The Ones that Grow the Hardiest, by Meenakshi Rishi

Did you know that a banyan tree begins its journey as a small seed germinating first in the space and crannies of another host tree? What an apt metaphor for our lives!  Not so long ago, the Indian American community was an immigrant epiphyte quietly sprouting in the crevices of our adopted homeland. Strong banyan trees now stand in place of those tiny seeds and it is not an exaggeration to state that the Indian American diaspora has truly taken root in the US.

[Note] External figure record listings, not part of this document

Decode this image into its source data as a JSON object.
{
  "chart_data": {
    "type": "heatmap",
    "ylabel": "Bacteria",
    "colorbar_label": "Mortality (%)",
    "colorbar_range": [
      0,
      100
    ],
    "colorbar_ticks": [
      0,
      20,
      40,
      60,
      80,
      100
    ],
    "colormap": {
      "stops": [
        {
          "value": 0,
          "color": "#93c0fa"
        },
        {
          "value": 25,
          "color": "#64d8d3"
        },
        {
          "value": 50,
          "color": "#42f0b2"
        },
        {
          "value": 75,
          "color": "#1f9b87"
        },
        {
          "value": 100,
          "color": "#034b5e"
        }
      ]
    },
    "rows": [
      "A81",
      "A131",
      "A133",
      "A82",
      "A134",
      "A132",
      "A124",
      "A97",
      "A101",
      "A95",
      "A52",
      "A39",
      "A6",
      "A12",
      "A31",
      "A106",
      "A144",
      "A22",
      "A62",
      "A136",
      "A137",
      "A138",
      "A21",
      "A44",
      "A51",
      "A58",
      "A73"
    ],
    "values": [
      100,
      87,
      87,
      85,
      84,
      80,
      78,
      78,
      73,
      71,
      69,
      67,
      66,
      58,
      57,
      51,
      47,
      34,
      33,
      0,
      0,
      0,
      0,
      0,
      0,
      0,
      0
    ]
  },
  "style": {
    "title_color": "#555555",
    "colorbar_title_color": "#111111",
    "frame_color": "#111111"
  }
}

Alpa Dave and Madhura Nirkhe in The Palm Reader
Photo: Joe Iano
But, is the mere putting down of roots, a necessary and sufficient condition for our growth and development What kind of growth are we even talking about? Should growth be measured by indicators of stability such acquiring material possessions or earning laurels and accolades? Is growth is measured by our Ivy League degrees, hefty pay packets, and huge bank balances?   If not these then what else should one strive for?  Perhaps nature again offers up some parallels to help with this introspection. We know that trees that grow in challenging natural settings and battle the elements are the ones that grow the hardiest.  Is this also true for the lives of us immigrants?  Can we as a community genuinely grow and develop in an environment of acquiescence that does not challenge us to question our beliefs, customs, values, and norms? Tulika Kumar adroitly handles the complexity of such issues and more in her thought-provoking trilogy, “The Banyan Tree”.
In The Palm Reader a chance encounter transforms the lives of two women who realize the power of agency over acceptance of the status quo.  An admission of truth brazenly pits father against son and threatens to unravel the veneer of a family’s suburban respectability in The Banerjees Are Coming.  In United States V. Nani Ji, we encounter a wily Indian family trying to game the system, only to realize that the “system” is riddled with social injustice and has already been hollowed out by other bigger players.

Abhijeet Rane and Abhi Sheth in The Banerjees are Coming
Photo: Joe Iano
Of course, we are left with more questions than answers at the end of the show.  But, that is exactly what a good play should make us do.  I highly recommend Pratidhwani’s well directed and first ever commissioned play project. The actors, stalwarts as well as newcomers, are all well cast and assay their roles wonderfully. The transitions between the three stories and set changes are managed efficiently.  All in all, a good live theatre experience.

Finally, having been part of the initial reading of this trilogy several years ago and seen the play evolve, I can safely say —Tulika, you've come a long way girl!  May you continue to enthrall us with your vignettes of the Indian American experience in the future.